CA Paris, Pôle 6 - ch. 2, 5 septembre 2024, n° 23/16405

PARIS

Arrêt

Autre

CA Paris n° 23/16405

5 septembre 2024

Copies exécutoires RÉPUBLIQUE FRANÇAISE

délivrées le : AU NOM DU PEUPLE FRANÇAIS

COUR D'APPEL DE PARIS

Pôle 6 - Chambre 2

ARRÊT DU 05 SEPTEMBRE 2024

(n° , 6 pages)

Numéro d'inscription au répertoire général : N° RG 23/16405 - N° Portalis 35L7-V-B7H-CIK57

Décision déférée à la Cour : Ordonnance du 26 Septembre 2023 -Juge de la mise en état de PARIS - RG n°

APPELANTE :

Syndicat PLASTALLIANCE pris en la personne de son Président en exercice dûment habilité,

[Adresse 5]

[Localité 6]

Représentée par Me Audrey HINOUX de la SELARL LX PARIS-VERSAILLES-REIMS, avocat postulant, inscrit, au barreau de PARIS, toque : C2477 et par Me Marc BORTEN, avocat plaidant, inscrit au barreau de PARIS, toque : R271, substitué par Me Coralie RENAUD, avocat au barreau de MARSEILLE,

INTIMÉES :

Fédération NATIONALE DES SYNDICATS DU PERSONNEL D'ENCADREMENT DES INDUSTRIES CHIMIQUES ET CONNEXES (CFE-CGC CHIMIE), représentée par son Président, Monsieur [G] [L], dûment habilité par les statuts à cet effet,

[Adresse 2]

[Localité 7]

Représentée par Me Bénédicte ROLLIN de la SELAS JDS AVOCATS, avocat postulant, inscrit au barreau de PARIS, toque : P0028 et par Me Jeanne PONSARD, avocat au barreau de PARIS,

Syndicat FÉDÉRATION CHIMIE ÉNERGIE DE LA CONFÉDÉRATION FRANÇAISE DÉMOCRATIQUE DU TRAVAIL (FCE-CFDT),

[Adresse 3]

[Localité 9]

Représentée par Me Céline COTZA de la SELARL LPS AVOCATS ASSOCIES, avocat au barreau de PARIS, toque : P0392 substitué par Me Camille MARTY, avocat au barreau de PARIS,

Syndicat FÉDÉRATION NATIONALE DES TRAVAILLEURS DES INDUSTRIES DE L'ATOME, DU CAOUTCHOUC, DE LA CHIMIE, DES CUIRS ET PEAUX, DU PÉTROLE, DES PLASTIQUES, DES TEXTILES ET DU VERRE (FEDECHIMIE CGT-FO) ; pris en la personne de ses représentants statutaires en exercice dûment habilités,

[Adresse 4]

[Localité 8]

Non représenté

Syndicat POLYVIA

[Adresse 1]

[Localité 10]

Représentée par Me Bruno REGNIER de la SCP CAROLINE REGNIER AUBERT - BRUNO REGNIER, AVOCATS ASSOCIES, avocat au barreau de PARIS, toque : L0050

et par Me Jérôme ARTZ, avocat au barreau de PARIS, toque : L0097

COMPOSITION DE LA COUR :

En application des dispositions des articles 805 et 917 du code de procédure civile, l'affaire a été débattue le 20 Juin 2024, en audience publique, les avocats ne s'y étant pas opposés, devant Monsieur Eric LEGRIS, président, chargé du rapport.

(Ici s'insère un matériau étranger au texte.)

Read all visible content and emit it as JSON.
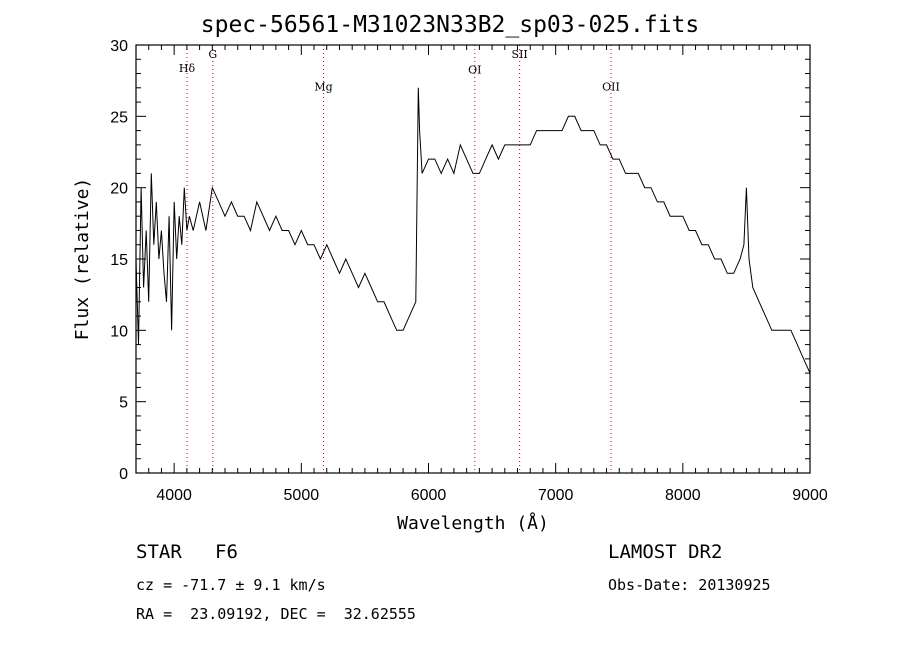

Ce magistrat a rendu compte des plaidoiries dans le délibéré de la Cour, composée de :

Eric LEGRIS, président

Marie-Paule ALZEARI, présidente

Christine LAGARDE, conseillère

Greffière lors des débats : Madame Sophie CAPITAINE

ARRÊT :

- Contradictoire

- par mise à disposition de l'arrêt au greffe de la Cour, les parties en ayant été préalablement avisées dans les conditions prévues au deuxième alinéa de l'article 450 du code de procédure civile

- signé par Eric LEGRIS, président et par Sophie CAPITAINE, greffière à laquelle la minute de la décision a été remise par le magistrat signataire.

***

EXPOSÉ DU LITIGE :

Le 16 mars 2022, l'organisation patronale Polyvia et les organisations syndicales de salariés FCE CFDT, Fédéchimie FO et CFE CGC ont signé dans le champ d'application de la convention collective de la plasturgie un accord relatif aux barèmes des salaires minima mensuels.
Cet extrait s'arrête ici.